🤖 AI Summary
This study addresses the challenge of estimating treatment effects on recurrent events in the presence of a terminal event, such as death, where conventional methods are susceptible to survivorship bias and perform poorly under time-varying recurrence rates. The authors propose a novel approach, PR-MSMaT, which uniquely integrates proportional rates marginal structural models with the separable effects framework from causal inference to accurately estimate the separable effect of treatment on recurrent events. The method effectively controls Type I error under time-varying recurrence rates, maintains high statistical power, and mitigates survivorship bias. Simulation studies demonstrate its superiority over traditional While-Alive tests, and real-world application to MCS device comparison successfully identifies differences in postoperative gastrointestinal bleeding risk.
📝 Abstract
This paper is motivated by evaluating the benefits of patients receiving mechanical circulatory support (MCS) devices in end-stage heart failure management inference, in which hypothesis testing for a treatment effect on the risk of recurrent events is challenged in the presence of terminal events.

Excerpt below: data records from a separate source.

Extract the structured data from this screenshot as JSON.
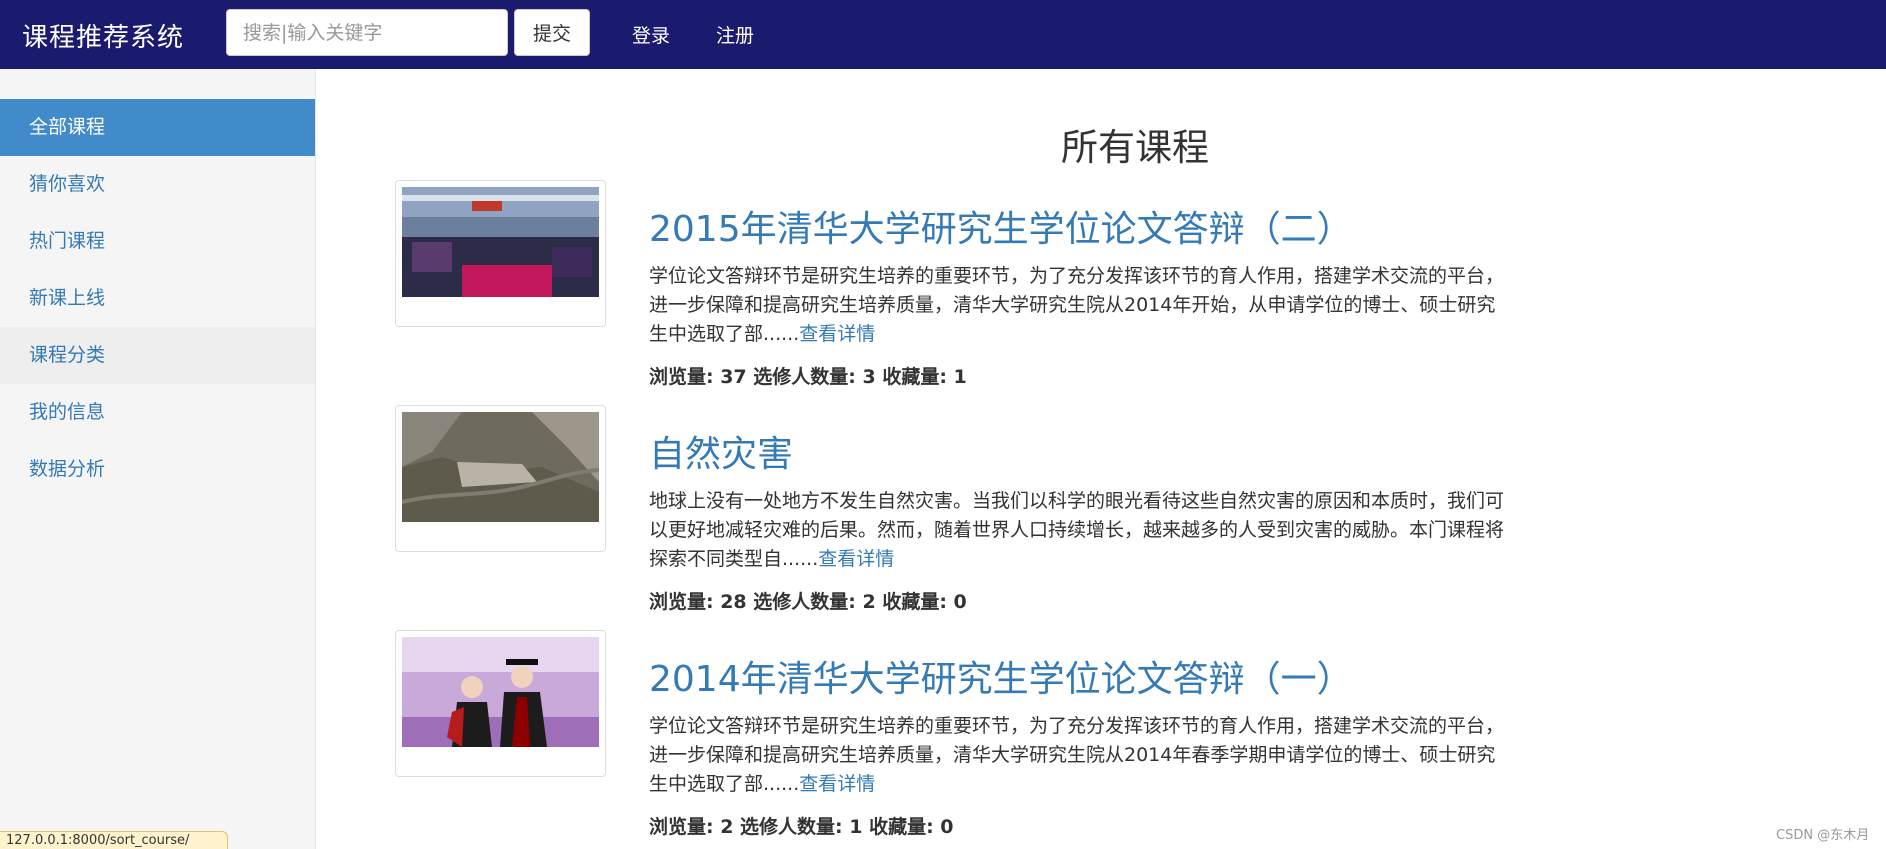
{
  "app": {
    "brand": "课程推荐系统"
  },
  "navbar": {
    "search_placeholder": "搜索|输入关键字",
    "submit_label": "提交",
    "login_label": "登录",
    "register_label": "注册"
  },
  "sidebar": {
    "items": [
      {
        "label": "全部课程",
        "state": "active"
      },
      {
        "label": "猜你喜欢",
        "state": "normal"
      },
      {
        "label": "热门课程",
        "state": "normal"
      },
      {
        "label": "新课上线",
        "state": "normal"
      },
      {
        "label": "课程分类",
        "state": "hover"
      },
      {
        "label": "我的信息",
        "state": "normal"
      },
      {
        "label": "数据分析",
        "state": "normal"
      }
    ]
  },
  "main": {
    "title": "所有课程",
    "more_label": "查看详情",
    "courses": [
      {
        "title": "2015年清华大学研究生学位论文答辩（二）",
        "description": "学位论文答辩环节是研究生培养的重要环节，为了充分发挥该环节的育人作用，搭建学术交流的平台，进一步保障和提高研究生培养质量，清华大学研究生院从2014年开始，从申请学位的博士、硕士研究生中选取了部......",
        "stats": "浏览量: 37 选修人数量: 3 收藏量: 1",
        "image": "graduation-ceremony-hall-photo"
      },
      {
        "title": "自然灾害",
        "description": "地球上没有一处地方不发生自然灾害。当我们以科学的眼光看待这些自然灾害的原因和本质时，我们可以更好地减轻灾难的后果。然而，随着世界人口持续增长，越来越多的人受到灾害的威胁。本门课程将探索不同类型自......",
        "stats": "浏览量: 28 选修人数量: 2 收藏量: 0",
        "image": "mountain-valley-aerial-photo"
      },
      {
        "title": "2014年清华大学研究生学位论文答辩（一）",
        "description": "学位论文答辩环节是研究生培养的重要环节，为了充分发挥该环节的育人作用，搭建学术交流的平台，进一步保障和提高研究生培养质量，清华大学研究生院从2014年春季学期申请学位的博士、硕士研究生中选取了部......",
        "stats": "浏览量: 2 选修人数量: 1 收藏量: 0",
        "image": "degree-conferral-photo"
      }
    ]
  },
  "statusbar": {
    "url": "127.0.0.1:8000/sort_course/"
  },
  "watermark": "CSDN @东木月",
  "colors": {
    "navbar": "#1a1a6e",
    "accent": "#337ab7",
    "active_item": "#428bca"
  }
}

Existing methods based on cumulative frequency unreasonably disadvantage longer survivors as they tend to experience more recurrent events. The While-Alive-based (WA) test has provided a solution to address this survival-length-bias problem, and it performs well when the recurrent event rate holds constant over time. However, if such a constant-rate assumption is violated, the WA test can exhibit an inflated type I error and inaccurate estimation of treatment effects. To fill this methodological gap, we propose a Proportional Rate Marginal Structural Model-assisted Test (PR-MSMaT) in the causal inference framework of separable treatment effects for recurrent and terminal events. Using the simulation study, we demonstrate that our PR-MSMaT can properly control type I error while gaining power comparable to the WA test under time-varying recurrent event rates. We employ PR-MSMaT to compare different MCS devices with the postoperative risk of gastrointestinal bleeding among patients enrolled in the Interagency Registry of Mechanically Assisted Circulatory Support program.